The ancient Indian arts and crafts makers should be taught how to use internet to better their own businesses. Why do we wait for the Ambanis and the Sam Waltons to bridge the gap between the consumers and the farmer / artist/ craftsman? And yet crib that they are killing the small traders?
What have the small traders done to learn to leverage this medium. Why the internet still perceived to be only for the IT pro?
The internet is nothing if not a great leveler. Fundamental yet low cost initiatives like these will be far more potent than writing cheques to NGOs who claim to protect our heritage, culture, idly, vadai, sambhar etc from foreign invaders. The language is not as great a barrier as it was two years ago. The millions of thamizh blogs stand testimony to that fact more than anything else.
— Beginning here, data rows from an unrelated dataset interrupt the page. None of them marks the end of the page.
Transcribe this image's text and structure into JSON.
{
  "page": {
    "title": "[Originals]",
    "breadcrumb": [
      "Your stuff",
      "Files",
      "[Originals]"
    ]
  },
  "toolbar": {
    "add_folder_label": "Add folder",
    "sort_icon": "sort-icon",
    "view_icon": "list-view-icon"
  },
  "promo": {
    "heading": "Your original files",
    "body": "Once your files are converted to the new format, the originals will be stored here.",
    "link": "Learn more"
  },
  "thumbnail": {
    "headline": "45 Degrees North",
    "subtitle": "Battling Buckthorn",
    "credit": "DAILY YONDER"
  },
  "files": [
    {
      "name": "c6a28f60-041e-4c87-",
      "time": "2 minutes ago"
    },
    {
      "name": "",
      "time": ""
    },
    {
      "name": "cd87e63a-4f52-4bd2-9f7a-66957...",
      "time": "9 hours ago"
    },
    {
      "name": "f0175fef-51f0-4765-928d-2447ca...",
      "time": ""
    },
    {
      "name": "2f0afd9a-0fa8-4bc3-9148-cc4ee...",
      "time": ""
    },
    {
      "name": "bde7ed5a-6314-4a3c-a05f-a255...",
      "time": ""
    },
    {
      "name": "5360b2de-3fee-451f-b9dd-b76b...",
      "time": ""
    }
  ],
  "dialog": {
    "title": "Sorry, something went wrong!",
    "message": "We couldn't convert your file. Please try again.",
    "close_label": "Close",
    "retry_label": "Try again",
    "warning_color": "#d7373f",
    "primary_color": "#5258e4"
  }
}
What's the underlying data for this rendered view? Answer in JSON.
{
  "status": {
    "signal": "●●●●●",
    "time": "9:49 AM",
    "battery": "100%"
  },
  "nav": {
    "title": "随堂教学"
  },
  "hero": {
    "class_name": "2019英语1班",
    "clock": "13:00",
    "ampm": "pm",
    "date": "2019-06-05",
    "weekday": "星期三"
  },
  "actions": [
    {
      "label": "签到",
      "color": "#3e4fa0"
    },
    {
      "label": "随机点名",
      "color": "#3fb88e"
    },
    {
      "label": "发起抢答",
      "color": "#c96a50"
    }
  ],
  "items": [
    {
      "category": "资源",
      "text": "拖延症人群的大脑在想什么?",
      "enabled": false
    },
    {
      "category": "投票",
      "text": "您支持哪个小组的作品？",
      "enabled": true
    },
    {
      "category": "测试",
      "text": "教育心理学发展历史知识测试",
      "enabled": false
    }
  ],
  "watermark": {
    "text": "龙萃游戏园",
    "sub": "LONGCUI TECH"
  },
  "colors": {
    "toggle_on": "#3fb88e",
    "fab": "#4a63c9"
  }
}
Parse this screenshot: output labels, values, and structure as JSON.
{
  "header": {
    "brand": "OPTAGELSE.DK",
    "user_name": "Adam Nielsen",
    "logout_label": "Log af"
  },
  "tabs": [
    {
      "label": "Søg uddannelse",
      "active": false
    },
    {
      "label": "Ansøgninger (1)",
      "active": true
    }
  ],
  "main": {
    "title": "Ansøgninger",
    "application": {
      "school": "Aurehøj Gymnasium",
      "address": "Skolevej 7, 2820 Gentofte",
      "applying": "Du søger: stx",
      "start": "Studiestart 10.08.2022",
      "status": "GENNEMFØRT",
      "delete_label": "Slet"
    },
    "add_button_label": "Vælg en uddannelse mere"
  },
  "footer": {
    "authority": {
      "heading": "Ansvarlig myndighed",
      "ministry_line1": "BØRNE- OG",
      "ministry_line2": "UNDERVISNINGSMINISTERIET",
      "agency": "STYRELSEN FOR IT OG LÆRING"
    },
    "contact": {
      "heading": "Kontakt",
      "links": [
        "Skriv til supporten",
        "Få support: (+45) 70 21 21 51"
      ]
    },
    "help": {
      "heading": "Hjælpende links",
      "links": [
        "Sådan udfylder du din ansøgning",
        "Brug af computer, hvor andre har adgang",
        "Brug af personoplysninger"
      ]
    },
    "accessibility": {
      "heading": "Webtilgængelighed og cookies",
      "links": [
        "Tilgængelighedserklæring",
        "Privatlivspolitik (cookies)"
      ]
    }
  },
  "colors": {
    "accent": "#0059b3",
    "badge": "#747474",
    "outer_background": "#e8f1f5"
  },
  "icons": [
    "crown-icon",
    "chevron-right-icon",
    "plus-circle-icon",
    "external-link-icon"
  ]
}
Its not so okay to crib about inadequate internet infrastructure and sit on our bum, we do not have road infrastructure either but still we do make use of whatever pathetic infrastructure we have and travel, right?
All said and done, the days of regional language/local internet marketplaces and portals is not far off. This is my hunch.
We might as well have a social networking site where Muniyaandi and Palaniswamy, both small retailers, scrap each other through through their mobile phones about daily vegetable sales, Poppy seed (kasa kasa) being more expensive than cashew nut (its a fact btw), bad weather spoiling the tomatoes in koyambedu market etc. Why not??